A computer system according to claim 2, wherein
When the host machine detects a failure of the guest machine other than the execution of the probe code by the guest machine, the host machine sets the entire data area in the memory area for the host machine as a dump acquisition area A computer system.
The computer system according to claim 1,
The host machine manages the memory area for the host machine as a plurality of pages,
When a failure occurs in the guest machine, writing to the plurality of pages is prohibited for the plurality of pages including the dump acquisition area,
When a write request to a page for which writing has been prohibited by processing of a guest machine other than the failed guest machine is issued, after copying the data stored in the page to the data saving memory area, Allow writing to the page, update the page according to the write request,
A computer system for recording a head address of a copy destination and an identification number of the page.

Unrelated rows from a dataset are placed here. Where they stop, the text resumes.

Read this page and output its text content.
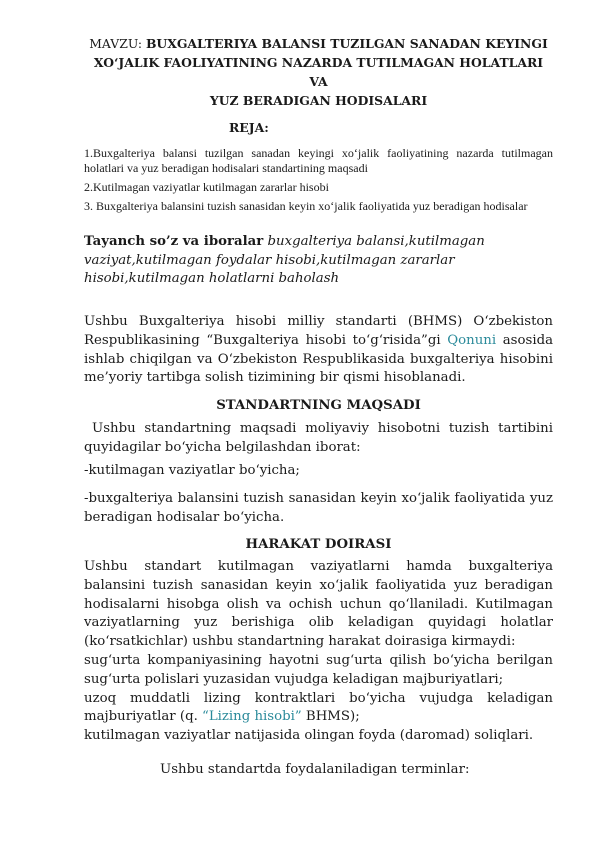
MAVZU: BUXGALTERIYA BALANSI TUZILGAN SANADAN KEYINGI
XO‘JALIK FAOLIYATINING NAZARDA TUTILMAGAN HOLATLARI VA
YUZ BERADIGAN HODISALARI
REJA:

1.Buxgalteriya balansi tuzilgan sanadan keyingi xo‘jalik faoliyatining nazarda tutilmagan holatlari va yuz beradigan hodisalari standartining maqsadi

2.Kutilmagan vaziyatlar kutilmagan zararlar hisobi

3. Buxgalteriya balansini tuzish sanasidan keyin xo‘jalik faoliyatida yuz beradigan hodisalar

Tayanch so’z va iboralar buxgalteriya balansi,kutilmagan vaziyat,kutilmagan foydalar hisobi,kutilmagan zararlar hisobi,kutilmagan holatlarni baholash

Ushbu Buxgalteriya hisobi milliy standarti (BHMS) O‘zbekiston Respublikasining “Buxgalteriya hisobi to‘g‘risida”gi Qonuni asosida ishlab chiqilgan va O‘zbekiston Respublikasida buxgalteriya hisobini me’yoriy tartibga solish tizimining bir qismi hisoblanadi.

STANDARTNING MAQSADI

Ushbu standartning maqsadi moliyaviy hisobotni tuzish tartibini quyidagilar bo‘yicha belgilashdan iborat:

-kutilmagan vaziyatlar bo‘yicha;

-buxgalteriya balansini tuzish sanasidan keyin xo‘jalik faoliyatida yuz beradigan hodisalar bo‘yicha.

HARAKAT DOIRASI

Ushbu standart kutilmagan vaziyatlarni hamda buxgalteriya balansini tuzish sanasidan keyin xo‘jalik faoliyatida yuz beradigan hodisalarni hisobga olish va ochish uchun qo‘llaniladi. Kutilmagan vaziyatlarning yuz berishiga olib keladigan quyidagi holatlar (ko‘rsatkichlar) ushbu standartning harakat doirasiga kirmaydi:

sug‘urta kompaniyasining hayotni sug‘urta qilish bo‘yicha berilgan sug‘urta polislari yuzasidan vujudga keladigan majburiyatlari;

uzoq muddatli lizing kontraktlari bo‘yicha vujudga keladigan majburiyatlar (q. “Lizing hisobi” BHMS);

kutilmagan vaziyatlar natijasida olingan foyda (daromad) soliqlari.

Ushbu standartda foydalaniladigan terminlar:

A computer system according to claim 5, wherein
Upon receiving the dump write request, the host machine checks whether the page identification number is recorded in association with the copy destination start address for each of the plurality of pages including the dump acquisition area. Is recorded in association with the start address of the copy destination, the data corresponding to the size of the page is read from the start address, and the identification number of the page is associated with the start address of the copy destination. When not recorded, the computer system reads data from the page in the memory area for the host machine and writes the read data to a recording medium
The computer system according to claim 1,
A computer system, wherein the host machine sends a signal for alive monitoring to a guest machine and detects a failure of the guest machine when a response to the signal is not received.
The computer according to claim 2,
The processor is a multi-core processor having a plurality of core processors,
When the host machine prohibits writing to the dump acquisition area, the host machine prohibits writing to the dump acquisition area after stopping processing of a core processor other than the core processor that executed the probe code. ,
A computer system that resumes the processing of a core processor that stopped processing after writing to the dump acquisition area is prohibited.